A esquizofrenia dos dias banais. A normalidade dos que fogem à regra.

Viagens na Minha Terra em Transportes Públicos

A esquizofrenia dos dias banais. A normalidade dos que fogem à regra.

23 de Janeiro – segunda-feira

I

As pessoas na paragem afundam fundo as mãos nos bolsos, na tentativa de encontrar maior aconchego ou alguma fonte de calor. É uma vã demanda. Àquela hora da madrugada o sono e o frio levam sempre a melhor. É da lei das coisas. As estruturas existentes também não convidam muito ao conforto. Vulgarmente o design deixa as pessoas expostas aos caprichos climatéricos. Isto quando existem; quando a paragem não é simplesmente aquele poste de iluminação ou aquela árvore onde se conseguiu pendurar uma placa. Esta, de futuro, deve ser uma situação a acompanhar e melhorar por parte do poder local e prestadores de serviços, de forma a trazer mais pessoas ao uso dos transportes públicos.

No metro à medida que se aproximava a madrasta estação, o casal de namorados despede-se com ternura.
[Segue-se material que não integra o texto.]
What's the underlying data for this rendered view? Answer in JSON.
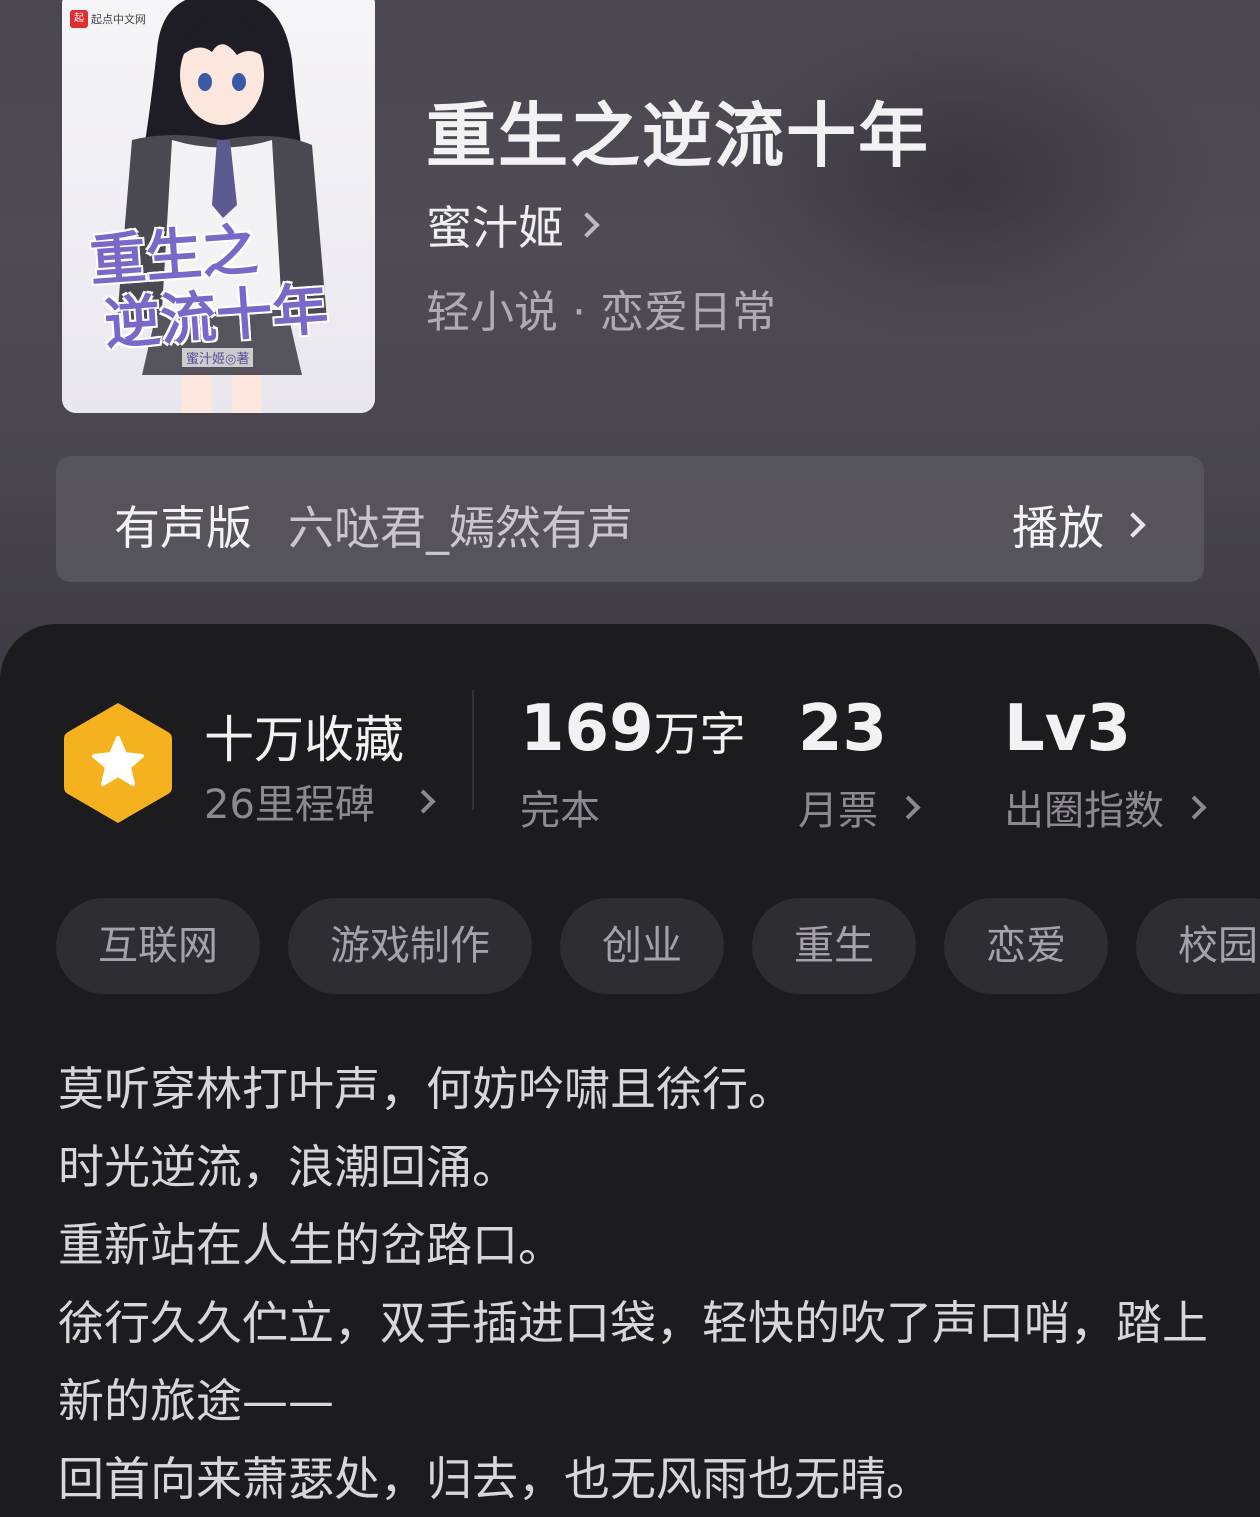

Só mais um beijo, só mais uma carícia; enquanto o comboio não fecha as portas. Pouco lhes interessa a hora de ponta e o movimento pendular de encontrões sofridos. E as mãos unidas apenas se desprenderão pelo movimento guilhotinado do fecho de portas. Agora um vidro os separa. Colam as mãos, como nos filmes. E por momentos estou certo que sentem o calor um do outro. Quero acreditar nisso e noo nas suas expressões. Este foi o momento em que senti verdadeiramente o peso da idade. Parece tão distante a época em que me despedia do meu ente querido com semelhante paizão. A gora quando um de nós entra neste campo, o outro pergunta logo: “tu estás bem?” Na janela da composição ficaram as impressões digitais, que o técnico forense se apressava para recolher.

II

Uma jovem senta-se e abre um livro. Sim, daqueles com capa e letras e tudo. Para cúmulo começa a ler, deliciada, saboreando cada palavra. Para que a atenção seja total desliga o leitor de mp3 e guarda-o na mala. Perdida na leitura, nem percebe os olhares das pessoas que a rodeiam, num misto de receio e desconfiança… Esta miúda lê! Só pode ser perigosa. Ainda para ajudar à confusão, a rapariga usa calças rasgadas e coisas cravadas no nariz. Muito suspeito mesmo. Eu fico contente por ver que ainda há pessoas a ler livros de verdade, daqueles mesmo de papel. Nesse campo esqueço as minhas preocupações. Há sempre espaço para o objecto livro; em papel reciclado, pois claro. De repente, uma dúvida assola o meu espírito e de imediato confirmo se o livro que a jovem lê é ou não daqueles de auto-ajuda, que só servem para as pessoas ficar deprimidas ou empáfias até à última casa. Descanso-me; não é nada disso. Nem tampouco uma biografia de alguma pseudo-celebridade. Ufa!

Hoje a tarde é límpida e tudo se avista do centro do estuário. De Sintra à Arrábida; da 25 de Abril à Vasco da Gama. Tudo na linha do horizonte; tudo no campo de visão que se alegra perante tal paisagem. É essa a maravilha de navegar. Escolho a ligação fluvial pela clama que me transmite e a beleza que me proporciona. Certo que demoro mais e que às vezes apanho condições de navegação violentas. Mas essa é um pequeno preço a pagar pelo retorno que tenho.